= Otto Nathan Deutsch =

Otto Nathan Deutsch (died 1943) was a Jewish art collector and refugee from Nazis.

== Early life ==
Otto Nathan Deutsch was a German Jewish art collector. He was married to Bertha Deutsch.

== Nazi persecution ==
Facing persecution by the Nazis because of their Jewish heritage, Otto Nathan and Bertha Deutsch fled Frankfurt in 1939 to Amsterdam. The inventory of their possessions was used by the Nazis to select the objects they wanted. The couple died during the war, Otto Nathan in 1943.

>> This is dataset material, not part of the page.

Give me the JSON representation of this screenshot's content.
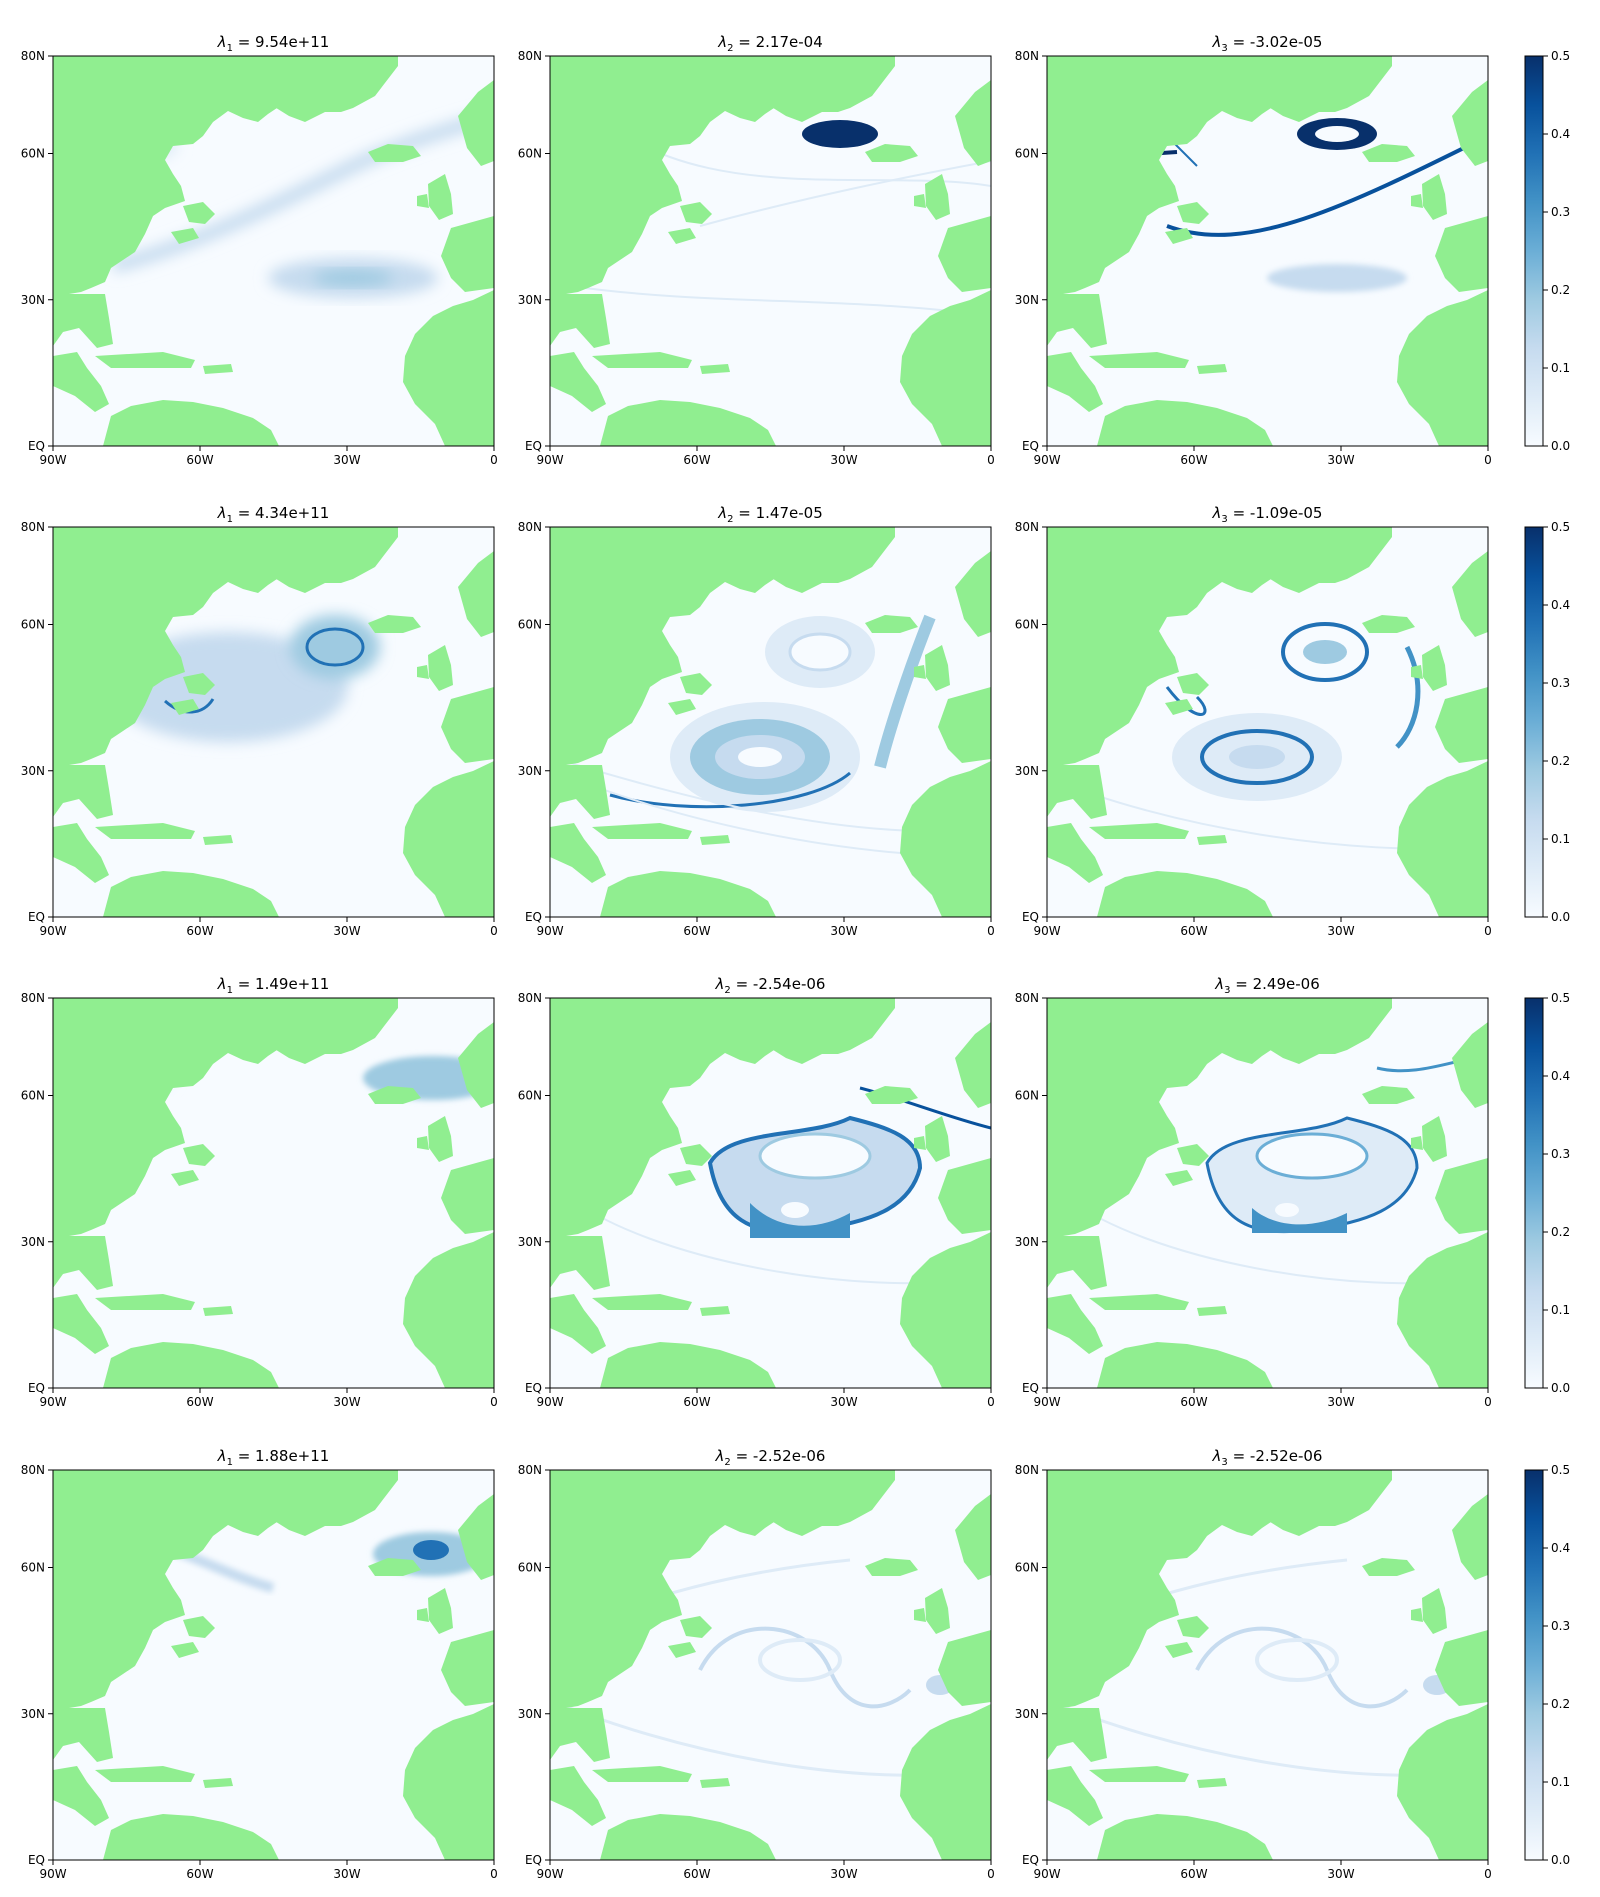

== Restitution claims for artworks ==
In 1978, the Deutsch family learned that a painting that had been thought destroyed had survived the war. The painting “Blumengarten (Utenwarf)” by Emil Nolde surfaced in Switzerland in 1967 at the Roman Norbert Ketterer auction house where it was acquired by the Swedish museum, Moderna Museet, The family requested that the Stockholm museum return the painting, setting off a long court battle.

In 2006 the heirs of Otto Nathan Deutsch and the Moderna Museet in Stockholm, Sweden reached a settlement concerning the 1917 Emil Nolde painting Blumengarten (Utenwarf) after a dispute lasting seven years. Another Nolde painting, Mohn und Rosen, which had ended up in a private collection, was restituted to the Deutsch heirs in 2021. It had passed through the Galerie Kornfeld in Bern in 2006.

The German Lost Art Foundation Database lists 18 works missing from the Deutsch collection, included art by Emil Nolde, Max Liebermann, August Humbert, Richard Kaiser and Charles Camoin.